Un médecin ne peut se faire remplacer dans son exercice que temporairement et par un confrère inscrit au tableau de l'ordre ou par un étudiant remplissant les conditions prévues par l'article L.4131-2 du code de la santé publique. Le médecin qui se fait remplacer doit en informer préalablement, sauf urgence, le conseil de l'ordre dont il relève en indiquant les nom et qualité du remplaçant ainsi que les dates et la durée du remplacement. Le remplacement est personnel. Le médecin remplacé doit cesser toute activité médicale libérale pendant la durée du remplacement. Toutefois, des dérogations à cette règle peuvent être accordées par le conseil départemental, dans l'intérêt de la population lorsqu'il constate une carence ou une insuffisance de l'offre de soins.

Le remplaçant reçoit et prodigue donc les soins aux patients aux lieu et place du médecin remplacé qui doit cesser toute activité médicale pendant toute la durée du remplacement. Le médecin remplaçant agit sous sa propre responsabilité pour ses décisions et actes, avec une licence de remplacement strictement personnelle. Le remplaçant est donc seul et individuellement responsable de ses fautes et a l’obligation légale de souscrire une assurance garantissant sa responsabilité civile (Article L.1142-2 du code de la santé publique). Il conserve donc son indépendance professionnelle et ce, même s’il n’encaisse pas directement les honoraires (celui-ci ne percevant qu’une rétrocession à postériori de la part du médecin remplacé). Le médecin remplacé doit néanmoins mettre à la disposition du médecin remplaçant tout ce qu’il est nécessaire pour qu’il puisse prendre en charge correctement les patients du Cabinet. Dans le cas d’un remplacement pour des gardes, le médecin remplacé doit être joignable ou désigner un confrère joignable en cas de problème de son médecin remplaçant. S’il ne laisse aucune coordonnée, c’est un manquement grave à ses responsabilités et obligations envers ses patients. A défaut de respecter ces obligations, un partage de responsabilité serait alors envisageable en cas de sinistre entre le remplacé et le remplaçant au prorata des fautes commises.

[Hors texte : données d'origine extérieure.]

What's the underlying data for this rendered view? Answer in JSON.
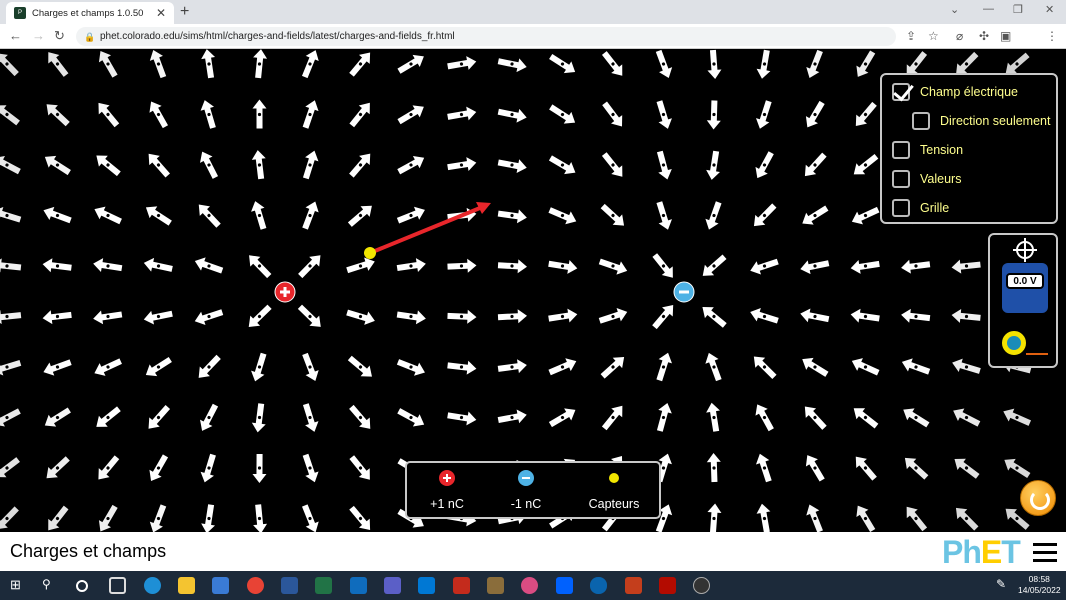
{
  "browser": {
    "tab_title": "Charges et champs 1.0.50",
    "tab_close": "✕",
    "new_tab": "+",
    "url": "phet.colorado.edu/sims/html/charges-and-fields/latest/charges-and-fields_fr.html",
    "avatar_letter": "T"
  },
  "controls": {
    "champ_electrique": "Champ électrique",
    "direction_seulement": "Direction seulement",
    "tension": "Tension",
    "valeurs": "Valeurs",
    "grille": "Grille",
    "champ_electrique_checked": true,
    "direction_seulement_checked": false,
    "tension_checked": false,
    "valeurs_checked": false,
    "grille_checked": false
  },
  "tools": {
    "voltmeter_reading": "0.0 V"
  },
  "charges_box": {
    "positive_label": "+1 nC",
    "negative_label": "-1 nC",
    "sensors_label": "Capteurs"
  },
  "footer": {
    "sim_title": "Charges et champs",
    "logo": "PhET"
  },
  "taskbar": {
    "time": "08:58",
    "date": "14/05/2022"
  },
  "colors": {
    "positive": "#e8262b",
    "negative": "#4eb2e5",
    "sensor": "#f2e600",
    "panel_text": "#ffff8e",
    "sensor_vector": "#e8262b"
  },
  "scene": {
    "positive_charge_nc": 1,
    "negative_charge_nc": -1,
    "sensor_count": 1
  }
}
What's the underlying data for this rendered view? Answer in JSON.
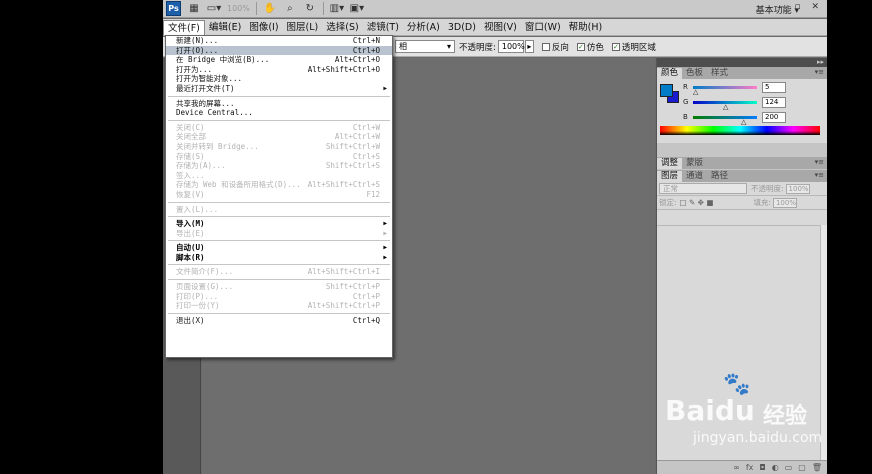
{
  "appbar": {
    "logo": "Ps",
    "zoom": "100%",
    "workspace": "基本功能",
    "workspace_arrow": "▾",
    "window_controls": "– ▫ ✕"
  },
  "menubar": {
    "items": [
      "文件(F)",
      "编辑(E)",
      "图像(I)",
      "图层(L)",
      "选择(S)",
      "滤镜(T)",
      "分析(A)",
      "3D(D)",
      "视图(V)",
      "窗口(W)",
      "帮助(H)"
    ]
  },
  "options": {
    "mode_partial": "相",
    "opacity_label": "不透明度:",
    "opacity_value": "100%",
    "reverse_label": "反向",
    "dither_label": "仿色",
    "transparency_label": "透明区域"
  },
  "file_menu": {
    "items": [
      {
        "label": "新建(N)...",
        "shortcut": "Ctrl+N"
      },
      {
        "label": "打开(O)...",
        "shortcut": "Ctrl+O",
        "highlight": true
      },
      {
        "label": "在 Bridge 中浏览(B)...",
        "shortcut": "Alt+Ctrl+O"
      },
      {
        "label": "打开为...",
        "shortcut": "Alt+Shift+Ctrl+O"
      },
      {
        "label": "打开为智能对象..."
      },
      {
        "label": "最近打开文件(T)",
        "submenu": true
      },
      {
        "sep": true
      },
      {
        "label": "共享我的屏幕..."
      },
      {
        "label": "Device Central..."
      },
      {
        "sep": true
      },
      {
        "label": "关闭(C)",
        "shortcut": "Ctrl+W",
        "disabled": true
      },
      {
        "label": "关闭全部",
        "shortcut": "Alt+Ctrl+W",
        "disabled": true
      },
      {
        "label": "关闭并转到 Bridge...",
        "shortcut": "Shift+Ctrl+W",
        "disabled": true
      },
      {
        "label": "存储(S)",
        "shortcut": "Ctrl+S",
        "disabled": true
      },
      {
        "label": "存储为(A)...",
        "shortcut": "Shift+Ctrl+S",
        "disabled": true
      },
      {
        "label": "签入...",
        "disabled": true
      },
      {
        "label": "存储为 Web 和设备所用格式(D)...",
        "shortcut": "Alt+Shift+Ctrl+S",
        "disabled": true
      },
      {
        "label": "恢复(V)",
        "shortcut": "F12",
        "disabled": true
      },
      {
        "sep": true
      },
      {
        "label": "置入(L)...",
        "disabled": true
      },
      {
        "sep": true
      },
      {
        "label": "导入(M)",
        "submenu": true,
        "bold": true
      },
      {
        "label": "导出(E)",
        "submenu": true,
        "disabled": true
      },
      {
        "sep": true
      },
      {
        "label": "自动(U)",
        "submenu": true,
        "bold": true
      },
      {
        "label": "脚本(R)",
        "submenu": true,
        "bold": true
      },
      {
        "sep": true
      },
      {
        "label": "文件简介(F)...",
        "shortcut": "Alt+Shift+Ctrl+I",
        "disabled": true
      },
      {
        "sep": true
      },
      {
        "label": "页面设置(G)...",
        "shortcut": "Shift+Ctrl+P",
        "disabled": true
      },
      {
        "label": "打印(P)...",
        "shortcut": "Ctrl+P",
        "disabled": true
      },
      {
        "label": "打印一份(Y)",
        "shortcut": "Alt+Shift+Ctrl+P",
        "disabled": true
      },
      {
        "sep": true
      },
      {
        "label": "退出(X)",
        "shortcut": "Ctrl+Q"
      }
    ]
  },
  "color_panel": {
    "tabs": [
      "颜色",
      "色板",
      "样式"
    ],
    "fg_color": "#057cc8",
    "bg_color": "#1b1bd0",
    "r_label": "R",
    "g_label": "G",
    "b_label": "B",
    "r": "5",
    "g": "124",
    "b": "200"
  },
  "adjust_panel": {
    "tabs": [
      "调整",
      "蒙版"
    ]
  },
  "layers_panel": {
    "tabs": [
      "图层",
      "通道",
      "路径"
    ],
    "blend_mode": "正常",
    "opacity_label": "不透明度:",
    "opacity_value": "100%",
    "lock_label": "锁定:",
    "fill_label": "填充:",
    "fill_value": "100%"
  },
  "watermark": {
    "brand": "Bai",
    "brand2": "du",
    "cn": "经验",
    "url": "jingyan.baidu.com"
  }
}
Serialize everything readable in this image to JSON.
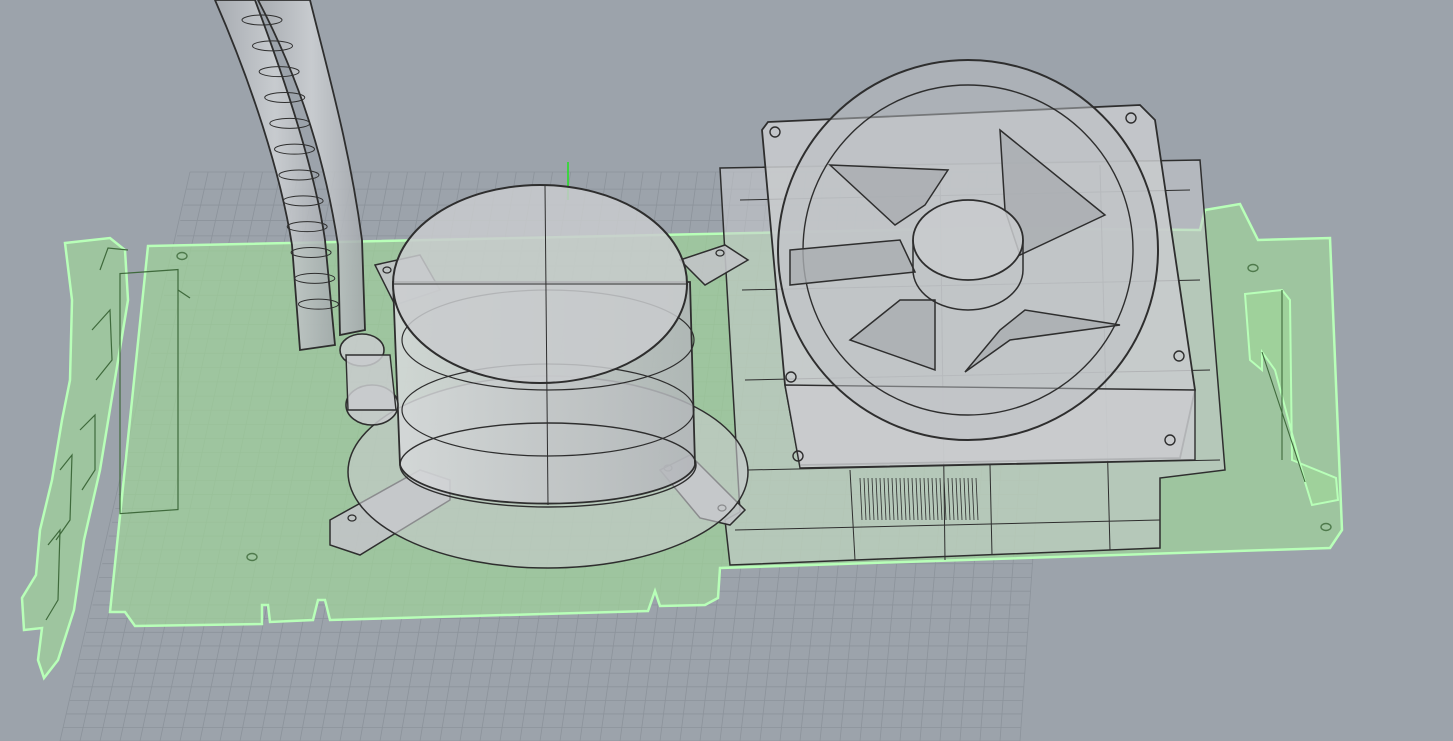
{
  "viewport": {
    "background_color": "#9ca3ab",
    "grid_color": "#8c939b",
    "pcb_fill_color": "#9fd39a",
    "pcb_edge_color": "#b8ffb8",
    "part_fill_color": "#c9cbce",
    "part_edge_color": "#2e2e2e",
    "axis_green_color": "#1fe31f"
  },
  "scene": {
    "components": [
      "pcb-board-icon",
      "io-bracket-icon",
      "water-pump-block-icon",
      "coolant-tube-icon",
      "mounting-bracket-icon",
      "fan-frame-icon",
      "fan-blade-icon",
      "heatsink-icon",
      "pcie-connector-icon"
    ]
  }
}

II – LES CAS DE RESPONSABILITE PARTAGEE

VERS UNE DECISION MEDICALE DE PLUS EN PLUS PARTAGEE

La décision médicale est de plus en plus partagée entre tous les autres intervenants dans le parcours de soins du patient. Aussi, la responsabilité médicale est un terrain propice au partage de responsabilité en raison du nombre d’intervenants.

Le dommage peut résulter de la conjugaison de fautes commises par différentes personnes : professionnels libéraux, salariés ou hospitaliers, établissements de santé publics ou privés etc. Aussi, la responsabilité médicale peut être :

  • Soit civile individuelle ou partagée entre plusieurs acteurs de droit privé
  • Soit administrative individuelle ou partagée entre plusieurs acteurs de droit public
  • Soit civile et administrative, c’est-à-dire partagée entre des acteurs de santé privés et des acteurs de santé publics.

Aussi avant d’envisager toute action en justice, il est nécessaire de déterminer le ou les responsables, leur nature juridique publique ou privée et les actes en cause : Est-ce l’établissement de soins dans le cadre de sa mission d’organisation des soins ou pour les actes réalisés par son personnel soignant employés ? Est-ce le médecin salarié ou qui exerce de manière libérale dans cet établissement ? Est ce un praticien hospitalier ? etc.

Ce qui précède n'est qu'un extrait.